Updates for the previous week:
-
Improvements to search behaviour , it is now easier to search by sutta title or uid with improved relevancy. Including numbers in a search (such as DN 2) produces fewer irrelevant results. It is to expected there will be some teething problems with a new system and it will require further tuning as time goes on. Fortunately, Elasticsearch is infinitely more tunable than the old system we were using.
-
Implemented zero down time when updating search indexes. When changes are made to the code which indexes content, it sometimes becomes necessary to completely rebuild the index. Previously, this would result in downtime as a delete and build procedure was followed, and during that time Search either returns an error, or returns only a subset of the possible results.
Now a technique is used called aliases. While a new index is being built, the old one continues to be used. Once the new index is ready, a swaparoo is performed, and once the new index is being used, only then is the old one deleted. The swaparoo is seamless and there is no downtime at all. As well as eliminating downtime, it also lowers the barrier to implementing improvements.

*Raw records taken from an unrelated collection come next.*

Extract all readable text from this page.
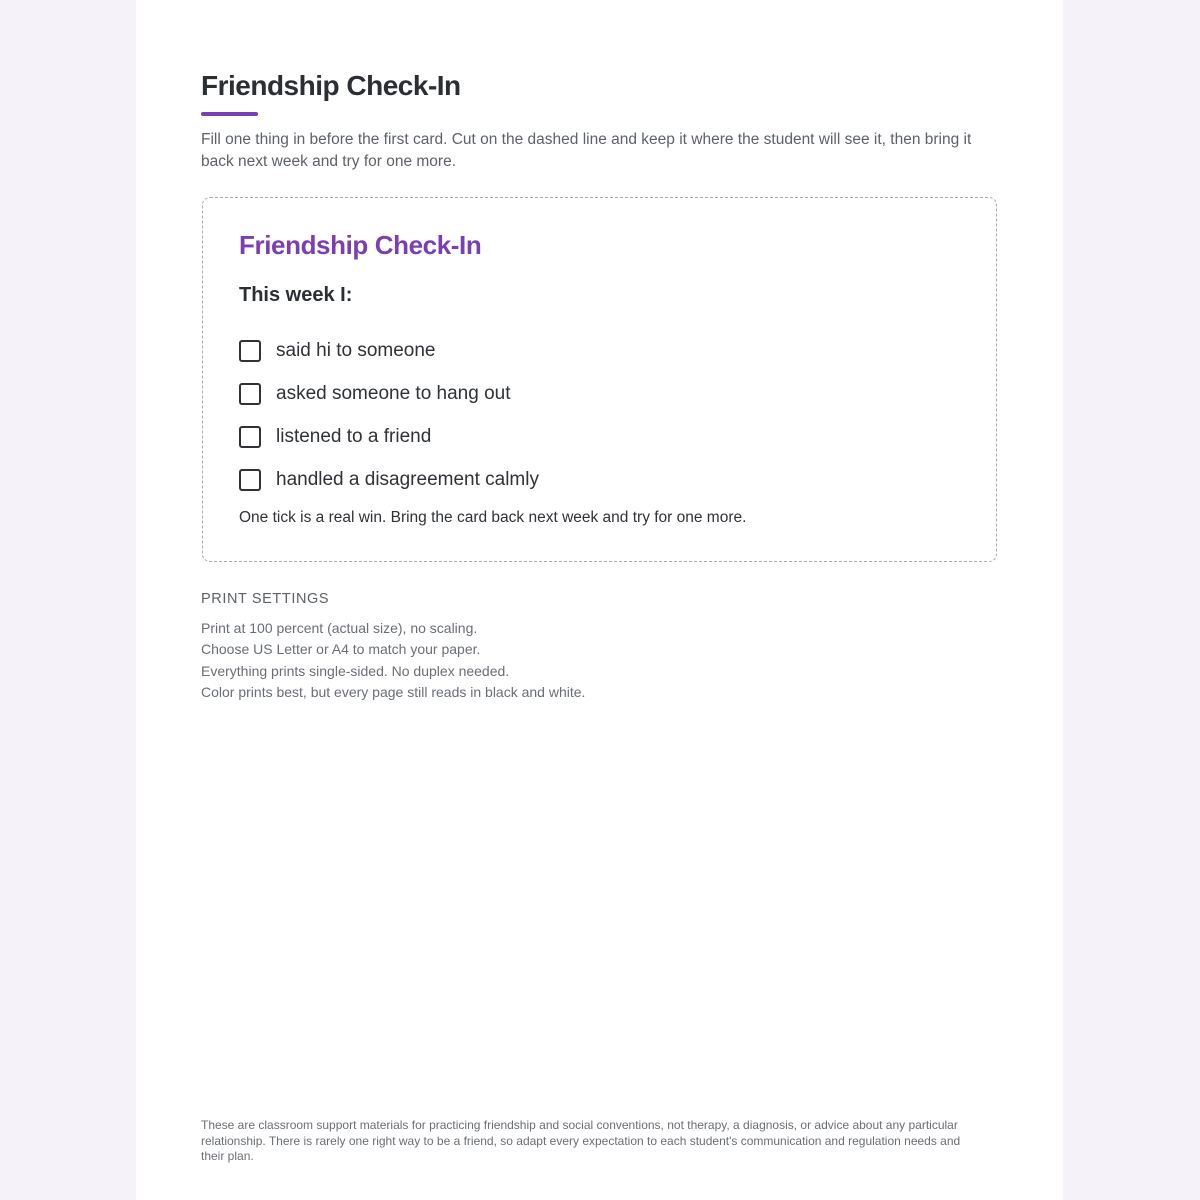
Friendship Check-In

Fill one thing in before the first card. Cut on the dashed line and keep it where the student will see it, then bring it back next week and try for one more.

Friendship Check-In
This week I:
said hi to someone
asked someone to hang out
listened to a friend
handled a disagreement calmly

One tick is a real win. Bring the card back next week and try for one more.

PRINT SETTINGS
Print at 100 percent (actual size), no scaling.
Choose US Letter or A4 to match your paper.
Everything prints single-sided. No duplex needed.
Color prints best, but every page still reads in black and white.

These are classroom support materials for practicing friendship and social conventions, not therapy, a diagnosis, or advice about any particular relationship. There is rarely one right way to be a friend, so adapt every expectation to each student's communication and regulation needs and their plan.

As a part of implementing this functionality I also performed significant refactoring of the search engine code, improving maintainability and comprehensability. Refactoring is defined as ‘behavior-preserving transformations’, by definition time spent refactoring adds no new features whatsoever but improves the code which provides those features. (The best way to know that code needs refactoring is if you’d hate to be the poor sap who inherits it) -
Implemented the back end for autocomplete. Unfortunately, autocomplete is not magical, and it is up to a developer to decide what can be auto completed. At the moment I am going with sutta titles and text tiles in all languages. It knows what language a text title ‘is’, and if an autocomplete is chosen the search will be performed in that language. Or that is the plan anyway. Titles might turn out to be a dud with a better approach being using a vocabulary of words derived from titles. With the scheme I’m using it’s very easy to change the vocabulary.
As far as I know big search engines actually autocomplete based on other people’s searches. This is obviously useful, but also carries the danger of causing feedback (i.e. some searches are popular simply because they were popular), which is a great idea when you’re into riding trends, but I’m not sure about the applicability to Sutta Central.
Work remains to be done on the front end (in browser) aspect of autocomplete, but I expect this to be operational on Monday or Tuesday.